Internal Conflict Truth

Initial complaints and protests directed toward Britain by colonial residents across thirteen rebellious territories soon descended into a brutal civil conflict, setting brother against brother and creating local enmities. During the second installment, the historian Alan Taylor observes: “The primary misunderstanding about the American Revolution centers on assuming it constituted a consolidating event for colonists.

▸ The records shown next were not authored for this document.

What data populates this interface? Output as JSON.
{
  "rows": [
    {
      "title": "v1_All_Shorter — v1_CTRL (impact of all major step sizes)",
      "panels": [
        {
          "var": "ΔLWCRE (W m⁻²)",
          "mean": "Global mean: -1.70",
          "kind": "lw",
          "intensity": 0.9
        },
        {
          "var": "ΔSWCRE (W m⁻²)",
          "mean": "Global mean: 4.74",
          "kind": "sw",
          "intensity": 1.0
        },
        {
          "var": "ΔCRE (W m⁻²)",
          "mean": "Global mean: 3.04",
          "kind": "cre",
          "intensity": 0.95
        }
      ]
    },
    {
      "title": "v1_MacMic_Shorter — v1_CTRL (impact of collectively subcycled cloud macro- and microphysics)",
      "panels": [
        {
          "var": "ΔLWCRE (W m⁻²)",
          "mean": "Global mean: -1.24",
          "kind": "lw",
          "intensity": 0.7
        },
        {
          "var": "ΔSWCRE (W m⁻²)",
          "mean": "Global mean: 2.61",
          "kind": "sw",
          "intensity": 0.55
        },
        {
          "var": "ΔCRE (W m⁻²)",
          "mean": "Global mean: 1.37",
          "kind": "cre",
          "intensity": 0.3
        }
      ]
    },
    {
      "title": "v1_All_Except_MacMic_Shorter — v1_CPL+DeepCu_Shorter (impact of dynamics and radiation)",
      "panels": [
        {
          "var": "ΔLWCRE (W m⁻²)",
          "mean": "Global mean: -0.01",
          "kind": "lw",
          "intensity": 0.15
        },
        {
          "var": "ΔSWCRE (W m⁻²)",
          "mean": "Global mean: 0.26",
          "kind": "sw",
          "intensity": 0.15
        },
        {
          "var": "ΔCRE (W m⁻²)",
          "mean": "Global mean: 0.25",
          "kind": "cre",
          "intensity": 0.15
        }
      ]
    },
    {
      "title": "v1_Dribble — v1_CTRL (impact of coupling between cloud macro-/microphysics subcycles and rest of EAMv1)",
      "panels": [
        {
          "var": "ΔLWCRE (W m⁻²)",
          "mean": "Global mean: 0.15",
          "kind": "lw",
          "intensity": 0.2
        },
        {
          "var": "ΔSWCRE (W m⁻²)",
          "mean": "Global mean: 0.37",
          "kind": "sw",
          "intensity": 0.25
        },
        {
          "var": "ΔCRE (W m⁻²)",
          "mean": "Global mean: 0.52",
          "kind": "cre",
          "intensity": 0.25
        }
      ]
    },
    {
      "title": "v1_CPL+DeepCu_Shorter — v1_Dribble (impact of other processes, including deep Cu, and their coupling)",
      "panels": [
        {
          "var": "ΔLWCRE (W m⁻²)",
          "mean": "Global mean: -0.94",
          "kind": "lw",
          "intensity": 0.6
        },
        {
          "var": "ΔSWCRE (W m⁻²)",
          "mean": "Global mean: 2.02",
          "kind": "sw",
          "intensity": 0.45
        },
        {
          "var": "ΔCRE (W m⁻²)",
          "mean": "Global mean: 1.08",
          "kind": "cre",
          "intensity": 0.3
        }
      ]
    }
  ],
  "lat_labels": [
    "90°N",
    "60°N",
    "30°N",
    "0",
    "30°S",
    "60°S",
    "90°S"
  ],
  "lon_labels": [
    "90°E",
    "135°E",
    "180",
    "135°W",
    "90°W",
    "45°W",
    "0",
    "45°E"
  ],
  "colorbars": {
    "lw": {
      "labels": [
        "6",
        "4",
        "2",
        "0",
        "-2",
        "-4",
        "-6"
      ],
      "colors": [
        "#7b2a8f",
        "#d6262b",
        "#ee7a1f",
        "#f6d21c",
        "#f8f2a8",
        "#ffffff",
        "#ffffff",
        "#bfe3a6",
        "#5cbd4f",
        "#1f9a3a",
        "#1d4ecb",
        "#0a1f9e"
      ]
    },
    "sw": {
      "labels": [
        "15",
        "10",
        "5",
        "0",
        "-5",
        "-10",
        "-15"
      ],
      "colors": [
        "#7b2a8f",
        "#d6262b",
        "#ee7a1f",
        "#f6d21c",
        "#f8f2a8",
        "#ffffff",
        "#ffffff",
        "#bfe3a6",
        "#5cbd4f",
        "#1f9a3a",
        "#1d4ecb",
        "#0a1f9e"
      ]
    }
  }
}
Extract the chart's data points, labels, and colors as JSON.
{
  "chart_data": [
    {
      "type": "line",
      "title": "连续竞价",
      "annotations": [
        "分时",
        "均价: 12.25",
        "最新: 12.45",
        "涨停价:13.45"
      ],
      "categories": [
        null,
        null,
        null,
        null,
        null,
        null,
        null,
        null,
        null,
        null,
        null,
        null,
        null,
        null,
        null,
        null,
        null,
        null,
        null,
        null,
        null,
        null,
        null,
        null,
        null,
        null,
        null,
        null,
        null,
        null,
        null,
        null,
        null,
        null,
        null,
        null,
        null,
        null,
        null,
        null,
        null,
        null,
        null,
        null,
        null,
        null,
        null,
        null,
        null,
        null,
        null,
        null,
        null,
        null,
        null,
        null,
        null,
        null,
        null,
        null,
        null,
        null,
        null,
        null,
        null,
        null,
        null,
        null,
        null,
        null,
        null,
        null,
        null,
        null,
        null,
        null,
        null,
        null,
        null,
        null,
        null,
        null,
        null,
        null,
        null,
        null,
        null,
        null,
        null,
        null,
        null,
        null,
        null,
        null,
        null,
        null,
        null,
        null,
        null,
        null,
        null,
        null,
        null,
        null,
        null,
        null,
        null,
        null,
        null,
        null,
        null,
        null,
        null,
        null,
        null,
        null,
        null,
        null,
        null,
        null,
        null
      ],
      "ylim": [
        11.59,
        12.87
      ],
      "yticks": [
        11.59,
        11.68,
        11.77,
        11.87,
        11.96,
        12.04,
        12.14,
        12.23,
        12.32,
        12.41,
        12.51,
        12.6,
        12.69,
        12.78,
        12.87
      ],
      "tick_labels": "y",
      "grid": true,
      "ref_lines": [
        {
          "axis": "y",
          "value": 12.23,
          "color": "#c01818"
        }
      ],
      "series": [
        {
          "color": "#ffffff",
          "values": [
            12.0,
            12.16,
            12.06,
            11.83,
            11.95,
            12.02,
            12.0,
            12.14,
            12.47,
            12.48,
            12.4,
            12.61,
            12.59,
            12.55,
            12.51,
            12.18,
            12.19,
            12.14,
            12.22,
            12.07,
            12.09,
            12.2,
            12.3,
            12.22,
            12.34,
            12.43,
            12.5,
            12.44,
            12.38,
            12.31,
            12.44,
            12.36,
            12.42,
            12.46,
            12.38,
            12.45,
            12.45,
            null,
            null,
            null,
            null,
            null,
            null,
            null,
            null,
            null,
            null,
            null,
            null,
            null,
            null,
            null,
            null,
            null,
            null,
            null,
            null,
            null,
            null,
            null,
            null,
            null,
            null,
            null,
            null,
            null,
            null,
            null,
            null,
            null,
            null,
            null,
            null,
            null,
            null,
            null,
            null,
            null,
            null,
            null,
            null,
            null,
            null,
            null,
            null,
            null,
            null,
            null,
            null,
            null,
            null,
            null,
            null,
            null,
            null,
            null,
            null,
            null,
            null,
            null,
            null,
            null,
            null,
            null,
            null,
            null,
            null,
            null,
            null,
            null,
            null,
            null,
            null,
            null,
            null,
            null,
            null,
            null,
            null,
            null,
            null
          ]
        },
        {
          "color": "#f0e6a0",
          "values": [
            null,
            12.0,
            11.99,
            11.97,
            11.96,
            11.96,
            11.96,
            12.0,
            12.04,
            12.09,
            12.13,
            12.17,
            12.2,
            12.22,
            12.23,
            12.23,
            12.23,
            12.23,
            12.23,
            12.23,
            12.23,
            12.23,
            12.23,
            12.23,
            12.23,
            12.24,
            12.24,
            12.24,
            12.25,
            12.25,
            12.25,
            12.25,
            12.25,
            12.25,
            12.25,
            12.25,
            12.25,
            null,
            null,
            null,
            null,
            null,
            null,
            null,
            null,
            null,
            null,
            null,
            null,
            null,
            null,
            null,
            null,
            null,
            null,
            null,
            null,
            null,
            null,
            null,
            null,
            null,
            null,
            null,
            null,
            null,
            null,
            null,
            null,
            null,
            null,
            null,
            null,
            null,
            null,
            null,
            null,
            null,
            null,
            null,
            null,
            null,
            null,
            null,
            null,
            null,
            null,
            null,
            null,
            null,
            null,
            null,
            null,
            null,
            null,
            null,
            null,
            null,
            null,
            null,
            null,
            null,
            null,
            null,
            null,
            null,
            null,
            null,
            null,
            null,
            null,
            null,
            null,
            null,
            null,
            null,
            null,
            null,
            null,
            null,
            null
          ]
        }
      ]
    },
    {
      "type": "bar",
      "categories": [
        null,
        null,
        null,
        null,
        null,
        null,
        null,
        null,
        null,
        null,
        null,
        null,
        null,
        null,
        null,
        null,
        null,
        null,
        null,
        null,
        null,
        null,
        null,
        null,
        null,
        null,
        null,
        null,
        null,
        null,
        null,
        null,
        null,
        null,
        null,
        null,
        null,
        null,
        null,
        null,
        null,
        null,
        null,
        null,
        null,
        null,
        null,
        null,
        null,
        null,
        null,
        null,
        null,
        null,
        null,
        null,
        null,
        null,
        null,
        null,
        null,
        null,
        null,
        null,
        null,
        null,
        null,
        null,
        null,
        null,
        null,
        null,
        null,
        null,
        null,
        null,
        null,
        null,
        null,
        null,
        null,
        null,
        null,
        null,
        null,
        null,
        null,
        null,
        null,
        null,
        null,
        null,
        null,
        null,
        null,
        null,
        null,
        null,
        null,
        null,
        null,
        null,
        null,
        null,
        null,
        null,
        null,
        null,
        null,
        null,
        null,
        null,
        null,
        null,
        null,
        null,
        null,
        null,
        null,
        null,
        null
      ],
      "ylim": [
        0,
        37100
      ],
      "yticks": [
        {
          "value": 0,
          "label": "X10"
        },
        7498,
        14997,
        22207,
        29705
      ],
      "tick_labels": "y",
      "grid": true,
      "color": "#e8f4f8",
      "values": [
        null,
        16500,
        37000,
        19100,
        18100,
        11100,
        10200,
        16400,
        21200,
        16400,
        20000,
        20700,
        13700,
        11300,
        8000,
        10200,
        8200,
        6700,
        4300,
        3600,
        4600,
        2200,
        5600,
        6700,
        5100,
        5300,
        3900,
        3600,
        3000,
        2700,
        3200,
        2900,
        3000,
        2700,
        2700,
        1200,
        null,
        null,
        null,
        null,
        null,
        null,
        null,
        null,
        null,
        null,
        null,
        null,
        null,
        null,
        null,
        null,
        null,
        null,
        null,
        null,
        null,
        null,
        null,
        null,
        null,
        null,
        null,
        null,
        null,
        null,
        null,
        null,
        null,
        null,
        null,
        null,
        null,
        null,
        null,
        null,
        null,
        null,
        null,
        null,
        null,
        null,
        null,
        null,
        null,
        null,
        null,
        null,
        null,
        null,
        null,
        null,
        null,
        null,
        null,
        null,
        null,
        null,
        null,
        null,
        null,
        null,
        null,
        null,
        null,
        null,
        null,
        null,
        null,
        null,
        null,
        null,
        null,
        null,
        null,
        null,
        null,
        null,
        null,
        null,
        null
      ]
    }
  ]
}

This omits the fact that colonists battled fellow colonists.”

Sophisticated Interpretation

For him, the revolution is a story that “generally suffers from excessive romance and nostalgia and is incredibly superficial and fails to properly acknowledge actual events, and all the participants and the widespread bloodshed.”

Taylor maintains, a revolution that proclaimed the world-changing idea of inherent human rights; a bloody domestic struggle, dividing revolutionaries and royalists; and a global war, continuing previous patterns of wars between imperial nations for the “prize of North America”.

Contingent Historical Events

Burns also wanted {to rediscover the

Jennifer Olsen
Jennifer Olsen

Elara is a seasoned gaming enthusiast with years of experience in reviewing online casinos and sharing winning strategies.